A questo punto, verso la fine degli anni '50, la raggiunta padronanza totale del gioco di ombre e luci del bulino porta alla perfezione l'astrazione magica del repertorio iniziale nelle nature morte del 1947 o nella riflessione metaforica sulla solitudine spoglia di ogni traccia ane-dottica, come in -Attesa- e in -Ragazza e grammofono- del 1958. Sono le immediate premesse per l'esordio fra 1959 e 1960 del definitivo immaginario onirico e surreale, significato anche, nella costante interazione fra forma grafica e simbologia concettuale, dal risultato irrealistico della preziosa granitura di luce dell'acquatinta e della nuova lirica tematica non timorosa di echi letterari: -Il cortile dei sogni- del 1959, -La piana del silenzio- e -Coppia nella piana delsilenzio- del I960 presentano spazi infiniti, forme edilizie elementari ridotte a puri piani astratti di ombre e di luci, alberi lampioni profili umani ridoni a puri segni, segmenti sotto cieli neri o baluginanti albe di altri mondi, con la circonferenza perfetta di un misterioso sole/luna. Da qui si dipana il discorso primario lungo gli anni '60, con i ricorrenti temi-immagini dell'oblio, della solitudine, del silenzio, di un mondo onirico e magico della luna, dove accanto a qualche comparsa elegante di stregate apparizioni femminili, domina una sottile aura estremo orientale. Alla fine del decennio, tutto questo si concreta nell'apparizione di altri mondi, spazi misterici di fantasia fantascientifica riscattata dal lirismo dell'infinito: -Incantesimo- e -La spiaggia dei segreti- del 1968, con un desiderio di distacco (non di fuga) da ogni violenza e volgarità del mondo circostante.

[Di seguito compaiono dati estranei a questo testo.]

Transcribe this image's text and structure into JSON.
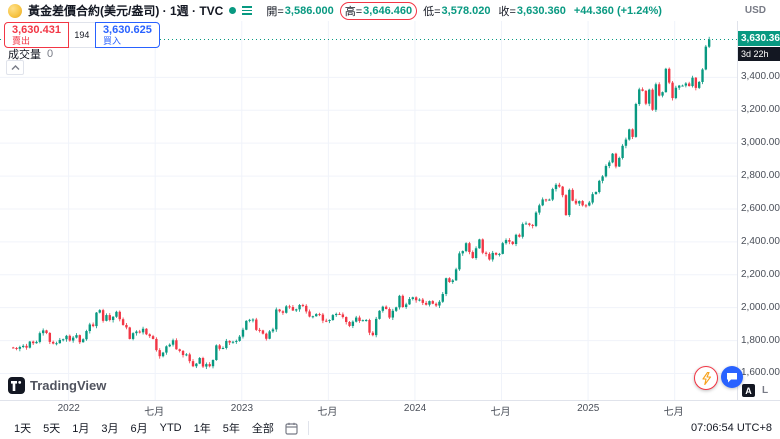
{
  "header": {
    "symbol_title": "黃金差價合約(美元/盎司) · 1週 · TVC",
    "stats": {
      "open_label": "開=",
      "open": "3,586.000",
      "high_label": "高=",
      "high": "3,646.460",
      "low_label": "低=",
      "low": "3,578.020",
      "close_label": "收=",
      "close": "3,630.360",
      "change": "+44.360 (+1.24%)"
    },
    "currency": "USD"
  },
  "trade_panel": {
    "sell_price": "3,630.431",
    "sell_label": "賣出",
    "spread": "194",
    "buy_price": "3,630.625",
    "buy_label": "買入"
  },
  "legend": {
    "volume_label": "成交量",
    "volume_value": "0"
  },
  "price_scale": {
    "badge": "3,630.360",
    "countdown": "3d 22h",
    "auto_label": "A",
    "log_label": "L"
  },
  "footer": {
    "ranges": [
      "1天",
      "5天",
      "1月",
      "3月",
      "6月",
      "YTD",
      "1年",
      "5年",
      "全部"
    ],
    "clock": "07:06:54 UTC+8"
  },
  "watermark": "TradingView",
  "colors": {
    "up": "#089981",
    "down": "#f23645",
    "sell": "#f23645",
    "buy": "#2962ff"
  },
  "chart_data": {
    "type": "candlestick",
    "title": "黃金差價合約(美元/盎司) 1週 TVC",
    "interval": "1W",
    "ylabel": "USD",
    "ylim": [
      1530,
      3700
    ],
    "y_ticks": [
      3400,
      3200,
      3000,
      2800,
      2600,
      2400,
      2200,
      2000,
      1800,
      1600
    ],
    "x_ticks": [
      {
        "label": "2022",
        "index": 17
      },
      {
        "label": "七月",
        "index": 43
      },
      {
        "label": "2023",
        "index": 69
      },
      {
        "label": "七月",
        "index": 95
      },
      {
        "label": "2024",
        "index": 121
      },
      {
        "label": "七月",
        "index": 147
      },
      {
        "label": "2025",
        "index": 173
      },
      {
        "label": "七月",
        "index": 199
      }
    ],
    "first_open": 1758,
    "closes": [
      1755,
      1750,
      1761,
      1768,
      1757,
      1794,
      1784,
      1792,
      1845,
      1862,
      1846,
      1792,
      1782,
      1784,
      1804,
      1808,
      1829,
      1800,
      1818,
      1833,
      1790,
      1808,
      1858,
      1898,
      1888,
      1970,
      1985,
      1920,
      1955,
      1925,
      1945,
      1975,
      1930,
      1895,
      1880,
      1810,
      1845,
      1855,
      1850,
      1872,
      1838,
      1827,
      1810,
      1742,
      1705,
      1727,
      1765,
      1775,
      1802,
      1747,
      1737,
      1712,
      1716,
      1675,
      1644,
      1660,
      1694,
      1642,
      1657,
      1644,
      1682,
      1771,
      1750,
      1755,
      1798,
      1788,
      1793,
      1798,
      1824,
      1866,
      1920,
      1926,
      1928,
      1865,
      1862,
      1842,
      1811,
      1856,
      1868,
      1989,
      1978,
      1969,
      2008,
      2004,
      1983,
      1990,
      2016,
      2011,
      1977,
      1946,
      1948,
      1961,
      1958,
      1921,
      1919,
      1925,
      1955,
      1962,
      1959,
      1943,
      1913,
      1889,
      1915,
      1940,
      1919,
      1924,
      1925,
      1848,
      1833,
      1932,
      1981,
      2006,
      1992,
      1940,
      1981,
      2002,
      2072,
      2004,
      2020,
      2053,
      2063,
      2045,
      2049,
      2029,
      2018,
      2040,
      2024,
      2013,
      2036,
      2083,
      2179,
      2156,
      2166,
      2233,
      2330,
      2344,
      2392,
      2338,
      2302,
      2361,
      2415,
      2334,
      2327,
      2293,
      2333,
      2322,
      2327,
      2392,
      2411,
      2401,
      2387,
      2443,
      2431,
      2508,
      2512,
      2503,
      2497,
      2578,
      2622,
      2658,
      2653,
      2657,
      2721,
      2747,
      2736,
      2684,
      2563,
      2716,
      2650,
      2633,
      2648,
      2622,
      2621,
      2639,
      2690,
      2703,
      2771,
      2798,
      2861,
      2883,
      2936,
      2858,
      2910,
      2984,
      3022,
      3084,
      3038,
      3238,
      3327,
      3318,
      3240,
      3325,
      3203,
      3358,
      3289,
      3310,
      3452,
      3368,
      3274,
      3337,
      3350,
      3350,
      3363,
      3347,
      3398,
      3336,
      3372,
      3448,
      3587,
      3630.36
    ],
    "last_candle": {
      "open": 3586.0,
      "high": 3646.46,
      "low": 3578.02,
      "close": 3630.36,
      "change": "+44.360",
      "change_pct": "+1.24%"
    },
    "last_price": 3630.36,
    "grid": true,
    "legend_position": "none"
  }
}
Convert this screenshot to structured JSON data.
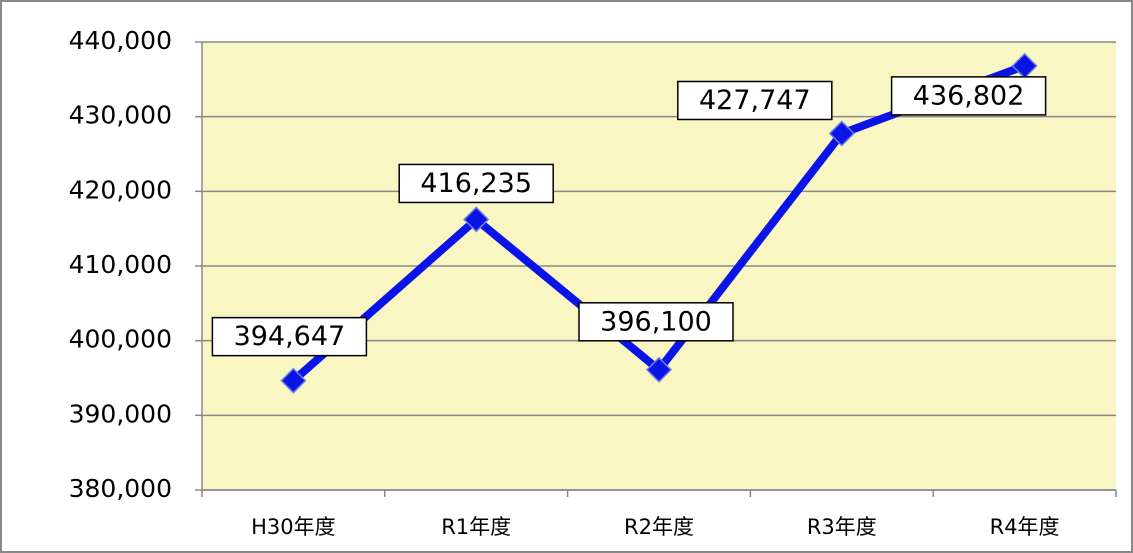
{
  "chart_data": {
    "type": "line",
    "categories": [
      "H30年度",
      "R1年度",
      "R2年度",
      "R3年度",
      "R4年度"
    ],
    "series": [
      {
        "name": null,
        "color": "#0a14e6",
        "values": [
          394647,
          416235,
          396100,
          427747,
          436802
        ],
        "value_labels": [
          "394,647",
          "416,235",
          "396,100",
          "427,747",
          "436,802"
        ]
      }
    ],
    "ylim": [
      380000,
      440000
    ],
    "yticks": [
      {
        "value": 380000,
        "label": "380,000"
      },
      {
        "value": 390000,
        "label": "390,000"
      },
      {
        "value": 400000,
        "label": "400,000"
      },
      {
        "value": 410000,
        "label": "410,000"
      },
      {
        "value": 420000,
        "label": "420,000"
      },
      {
        "value": 430000,
        "label": "430,000"
      },
      {
        "value": 440000,
        "label": "440,000"
      }
    ],
    "grid": true,
    "plot_background": "#faf6c4"
  }
}
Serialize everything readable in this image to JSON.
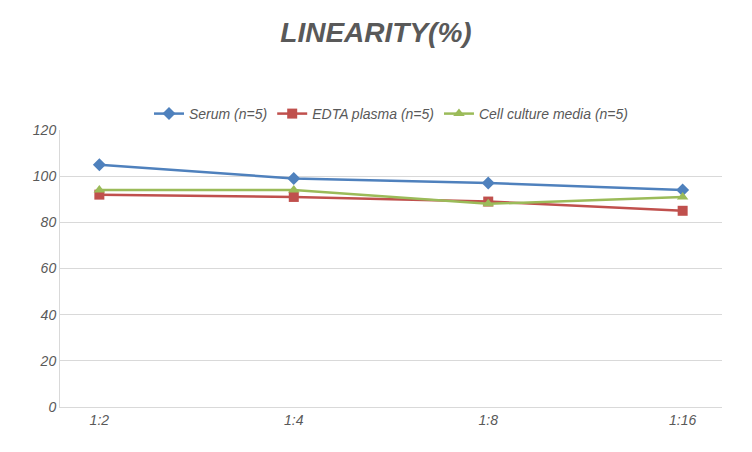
{
  "chart_data": {
    "type": "line",
    "title": "LINEARITY(%)",
    "categories": [
      "1:2",
      "1:4",
      "1:8",
      "1:16"
    ],
    "series": [
      {
        "name": "Serum (n=5)",
        "color": "#4f81bd",
        "marker": "diamond",
        "line_style": "solid",
        "values": [
          105,
          99,
          97,
          94
        ]
      },
      {
        "name": "EDTA plasma (n=5)",
        "color": "#c0504d",
        "marker": "square",
        "line_style": "solid",
        "values": [
          92,
          91,
          89,
          85
        ]
      },
      {
        "name": "Cell culture media (n=5)",
        "color": "#9bbb59",
        "marker": "triangle-up",
        "line_style": "solid",
        "values": [
          94,
          94,
          88,
          91
        ]
      }
    ],
    "ylim": [
      0,
      120
    ],
    "yticks": [
      0,
      20,
      40,
      60,
      80,
      100,
      120
    ],
    "grid": true,
    "legend": "top"
  }
}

Ancora una volta, il diapason di raffinatezza «orientalisant» della comparsa del colore ad acquatinta e bulino non è mero espediente ed esperienza tecnica ma espressione puramente lirica e fantastica di quel desiderio: -Incanto- del 1969, -Sole-magico- e -La grande luna- del 1970, -Alba di speranza- del 1972. Si affacciano senza complessi echi surrealisti, come in -Desolazione- del 1972, memorie metafìsiche, da -Garofani- del 1973 fino a -La casa dei ricordi- del 1988, riprese surreali delle esperienze di natura morta, a partire da -Fragili meraviglie- del 1974. Negli anni '80 l'immaginario si fa più ricco e complesso, evoca simboli della memoria. -Magica armonia- e -Teneri ricordi- del 1983, affronta la metafora surreale con -Sospetto- del 1985. Diventa esplicito l'omaggio ai poeti, -Luna e melagrane- a Valéry nel 1984, -Solitudine- a Rilke nel 1986, -Alta solitudine- a Leopardi nel 1987. Sono dunque un perfetto coronamento spirituale e intellettuale le due lastre finali del 1994, -La vita si consuma- e -Il poeta se ne va-, omaggio a Giorgio Caproni.